In spite of having studied algae for more than 30 years, I learnt much from Slime. I knew of the distinguished British phycologist Kathleen Drew-Baker, who 70 years ago discovered the life cycle of Porphyra, an alga used to make the dietary staple nori in Japan. But I didn’t know that her work solved the mystery of why the nori harvest frequently failed in the years after the Second World War (all to do with typhoons and exploding mines); nor that there is a monument to her in Japan, where prayers are said every year on her birthday to honour her memory.

And I hadn’t really thought about who gave nineteenth-century microbiologist Robert Koch the idea of using agar, derived from a red alga, as a growth medium for bacteria. (Attempts to use gelatine failed because it melted at the temperatures needed for cultures.) It turns out to have been Angelina Fannie Hesse, lab assistant to, and wife of, Koch’s collaborator Walther Hesse. A recipe from friends in Asia for agar-based jams and jellies that didn’t melt in hot summers inspired her to suggest agar to solidify growth media. As Kassinger says, it seems unfair that Koch’s assistant Julius Petri is famous the world over for his eponymous dish, but that Fannie Hesse is rarely remembered for its contents.

Slime is far from being a collection of interesting historical anecdotes, however. Contemporary topics are also covered, in a clear and balanced way. These include the (over)excitement associated with algal biofuels, the looming disaster that is coral bleaching (when coral cells turn white after losing their symbiotic dinoflagellate algae, probably because of rising temperatures), and attempts to preserve corals by growing them in nurseries.

I was distracted by the frequent description of the features of the people Kassinger met (“tall, slender, and white-haired”; “with a round bald head and a linebacker’s physique”; or even like a saxophonist in a jazz club). And she tends to focus on US-based entrepreneurs, despite the wealth of work elsewhere. But these are small quibbles set against what the book achieves in communicating the beauty (there are some very attractive drawings), interest and importance of algae.

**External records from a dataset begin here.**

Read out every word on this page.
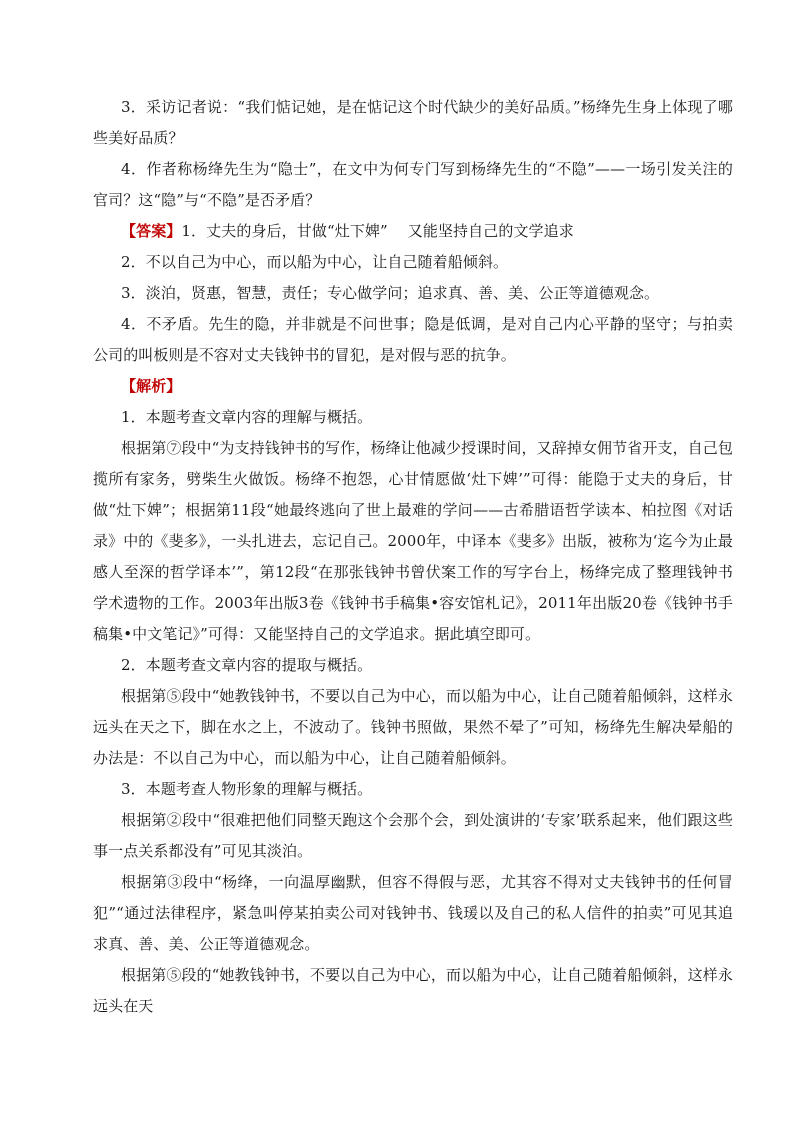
3．采访记者说：“我们惦记她，是在惦记这个时代缺少的美好品质。”杨绛先生身上体现了哪些美好品质？

4．作者称杨绛先生为“隐士”，在文中为何专门写到杨绛先生的“不隐”——一场引发关注的官司？这“隐”与“不隐”是否矛盾？

【答案】1．丈夫的身后，甘做“灶下婢”　 又能坚持自己的文学追求

2．不以自己为中心，而以船为中心，让自己随着船倾斜。

3．淡泊，贤惠，智慧，责任；专心做学问；追求真、善、美、公正等道德观念。

4．不矛盾。先生的隐，并非就是不问世事；隐是低调，是对自己内心平静的坚守；与拍卖公司的叫板则是不容对丈夫钱钟书的冒犯，是对假与恶的抗争。

【解析】

1．本题考查文章内容的理解与概括。

根据第⑦段中“为支持钱钟书的写作，杨绛让他减少授课时间，又辞掉女佣节省开支，自己包揽所有家务，劈柴生火做饭。杨绛不抱怨，心甘情愿做‘灶下婢’”可得：能隐于丈夫的身后，甘做“灶下婢”；根据第11段“她最终逃向了世上最难的学问——古希腊语哲学读本、柏拉图《对话录》中的《斐多》，一头扎进去，忘记自己。2000年，中译本《斐多》出版，被称为‘迄今为止最感人至深的哲学译本’”，第12段“在那张钱钟书曾伏案工作的写字台上，杨绛完成了整理钱钟书学术遗物的工作。2003年出版3卷《钱钟书手稿集•容安馆札记》，2011年出版20卷《钱钟书手稿集•中文笔记》”可得：又能坚持自己的文学追求。据此填空即可。

2．本题考查文章内容的提取与概括。

根据第⑤段中“她教钱钟书，不要以自己为中心，而以船为中心，让自己随着船倾斜，这样永远头在天之下，脚在水之上，不波动了。钱钟书照做，果然不晕了”可知，杨绛先生解决晕船的办法是：不以自己为中心，而以船为中心，让自己随着船倾斜。

3．本题考查人物形象的理解与概括。

根据第②段中“很难把他们同整天跑这个会那个会，到处演讲的‘专家’联系起来，他们跟这些事一点关系都没有”可见其淡泊。

根据第③段中“杨绛，一向温厚幽默，但容不得假与恶，尤其容不得对丈夫钱钟书的任何冒犯”“通过法律程序，紧急叫停某拍卖公司对钱钟书、钱瑗以及自己的私人信件的拍卖”可见其追求真、善、美、公正等道德观念。

根据第⑤段的“她教钱钟书，不要以自己为中心，而以船为中心，让自己随着船倾斜，这样永远头在天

Some years ago, a friend who was president of the British Phycological Society — phycology being the study of algae — declared his goal to raise the profile of algae, so that anyone searching for the society’s name online was not asked ‘Did you mean British Psychological Society?’. Kassinger’s compelling book should help hugely. There is something for everyone, from committed phycologists to people who hitherto (but hopefully no longer) regarded algae as an inconvenience or worse. Blanket weed may never seem the same again.